W celu świadczenia usług na najwyższym poziomie stosujemy pliki cookies. Korzystanie z naszej witryny oznacza, że będą one zamieszczane w Państwa urządzeniu. W każdym momencie można dokonać zmiany ustawień Państwa przeglądarki. Zobacz politykę cookies.
Powrót

Entomolog: komarzyce, które teraz nas dręczą, czekały nawet kilka lat, aby się wylęgnąć

29.07.2020

Komarzyce, które teraz nas kłują - z gatunku doskwier pastwiskowy - wylęgły się z jaj złożonych nawet kilka lat temu. Za sprawą niedawnych ulewnych deszczy - jaja trafiły do zbiorników wodnych i mogły rozwinąć się z nich larwy - mówi PAP entomolog dr Aleksandra Gliniewicz.

Specjalistka z NIZP-PZH mówi w rozmowie z PAP, że w Polsce mamy 49 gatunków komarów. Różne gatunki gustują w jednak w różnych gatunkach zwierząt - ssaków i ptaków. "Nie wszystkie więc gatunki komarów są zainteresowane człowiekiem" - zaznacza.

Wśród gatunków komara, które akurat w lipcu nam tak bardzo dokuczają, jest m.in. Aedes vexans (o wiele mówiącej polskiej nazwie doskwier pastwiskowy). Badaczka mówi, że komary z tego gatunku składają jaja w wilgotnych miejscach - np. na brzegach rozlewisk rzek. Jajom tym niestraszne są susze czy zimy. Mogą tam przetrwać nawet kilka lat. Kiedy tylko jednak woda - np. ulewne letnie deszcze w czerwcu czy lipcu - zmyje jaja i dostaną się one do zbiornika wodnego, rozwijają się z nich tam larwy, z nich - poczwarki, a następnie - dorosłe komary.

"Te owady, które nam teraz dokuczają, z gatunku Aedes vexans nie muszą być z tegorocznych jaj.

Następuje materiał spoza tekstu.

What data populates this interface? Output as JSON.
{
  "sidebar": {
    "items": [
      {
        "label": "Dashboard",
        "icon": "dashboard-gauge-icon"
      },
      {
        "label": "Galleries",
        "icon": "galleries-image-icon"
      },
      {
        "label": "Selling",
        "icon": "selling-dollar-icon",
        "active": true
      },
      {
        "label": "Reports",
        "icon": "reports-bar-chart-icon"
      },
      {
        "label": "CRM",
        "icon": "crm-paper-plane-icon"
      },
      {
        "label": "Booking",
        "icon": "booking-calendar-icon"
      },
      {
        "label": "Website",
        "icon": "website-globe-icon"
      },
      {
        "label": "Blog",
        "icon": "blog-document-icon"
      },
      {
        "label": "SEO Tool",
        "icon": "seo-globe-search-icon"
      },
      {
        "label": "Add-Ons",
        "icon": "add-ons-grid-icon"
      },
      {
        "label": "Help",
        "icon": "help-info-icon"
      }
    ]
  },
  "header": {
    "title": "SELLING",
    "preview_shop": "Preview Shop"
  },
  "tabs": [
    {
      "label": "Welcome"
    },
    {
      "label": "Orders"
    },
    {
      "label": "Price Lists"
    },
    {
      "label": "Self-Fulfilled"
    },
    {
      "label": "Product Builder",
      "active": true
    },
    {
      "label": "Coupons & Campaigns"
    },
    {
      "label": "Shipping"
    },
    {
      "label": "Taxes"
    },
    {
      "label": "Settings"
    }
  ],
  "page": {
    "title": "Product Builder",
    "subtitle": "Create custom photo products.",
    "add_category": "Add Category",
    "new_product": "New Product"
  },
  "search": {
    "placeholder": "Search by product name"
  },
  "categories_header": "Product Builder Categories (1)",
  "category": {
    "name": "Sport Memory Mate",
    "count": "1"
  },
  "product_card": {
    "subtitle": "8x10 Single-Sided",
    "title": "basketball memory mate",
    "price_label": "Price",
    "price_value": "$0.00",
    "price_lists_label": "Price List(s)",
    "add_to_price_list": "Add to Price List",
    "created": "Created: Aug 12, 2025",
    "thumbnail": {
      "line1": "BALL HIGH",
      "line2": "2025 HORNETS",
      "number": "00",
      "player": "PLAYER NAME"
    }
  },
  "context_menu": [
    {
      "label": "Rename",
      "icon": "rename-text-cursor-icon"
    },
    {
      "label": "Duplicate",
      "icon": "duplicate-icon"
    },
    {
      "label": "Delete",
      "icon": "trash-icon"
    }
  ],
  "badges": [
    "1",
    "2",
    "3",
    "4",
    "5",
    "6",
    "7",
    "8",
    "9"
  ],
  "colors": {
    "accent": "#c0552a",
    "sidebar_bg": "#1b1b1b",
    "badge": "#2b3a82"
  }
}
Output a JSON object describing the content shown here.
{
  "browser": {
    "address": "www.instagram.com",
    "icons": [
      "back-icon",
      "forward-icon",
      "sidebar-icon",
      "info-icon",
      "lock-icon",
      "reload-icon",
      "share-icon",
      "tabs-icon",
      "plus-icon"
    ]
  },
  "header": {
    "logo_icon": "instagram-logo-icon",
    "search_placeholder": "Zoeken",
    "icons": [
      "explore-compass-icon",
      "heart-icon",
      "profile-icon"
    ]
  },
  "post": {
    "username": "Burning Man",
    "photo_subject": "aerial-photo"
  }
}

To potomkowie samic, które opiły się krwi nawet kilka lat temu i wtedy złożyły jaja" - tłumaczy entomolog.

To jednak nie znaczy, że potomstwo komarzyc, które tego lata pije naszą krew, pojawi się dopiero w kolejnych sezonach. Równie dobrze nowe pokolenie komarów może pojawić się już tego lata - o ile w następnych tygodniach wystąpią na tyle silne opady, że zmyją jaja do zbiorników wodnych. Jeśli jednak kolejne tygodnie lata będą suche - larwy mogą nie pojawić się przed następnym sezonem.

Badaczka zaznacza, że komar ani nie gryzie, ani kąsa, ani nie żądli. Ze względu na budowę aparatu gębowego tych owadów, powinno się raczej mówić, że komar kłuje.

A jeszcze precyzyjniej - kłują nas komarzyce. Samce komara odżywiają się bowiem nektarem kwiatów i krew nie jest im potrzebna. Inaczej jest z samicami. Kiedy samica rusza na polowanie, jest już po kopulacji. Sama nie jest jednak w stanie wytworzyć wszystkich elementów potrzebnych do rozwoju jaj. I do tego właśnie potrzebne są komarzycom białka, które są w naszej krwi.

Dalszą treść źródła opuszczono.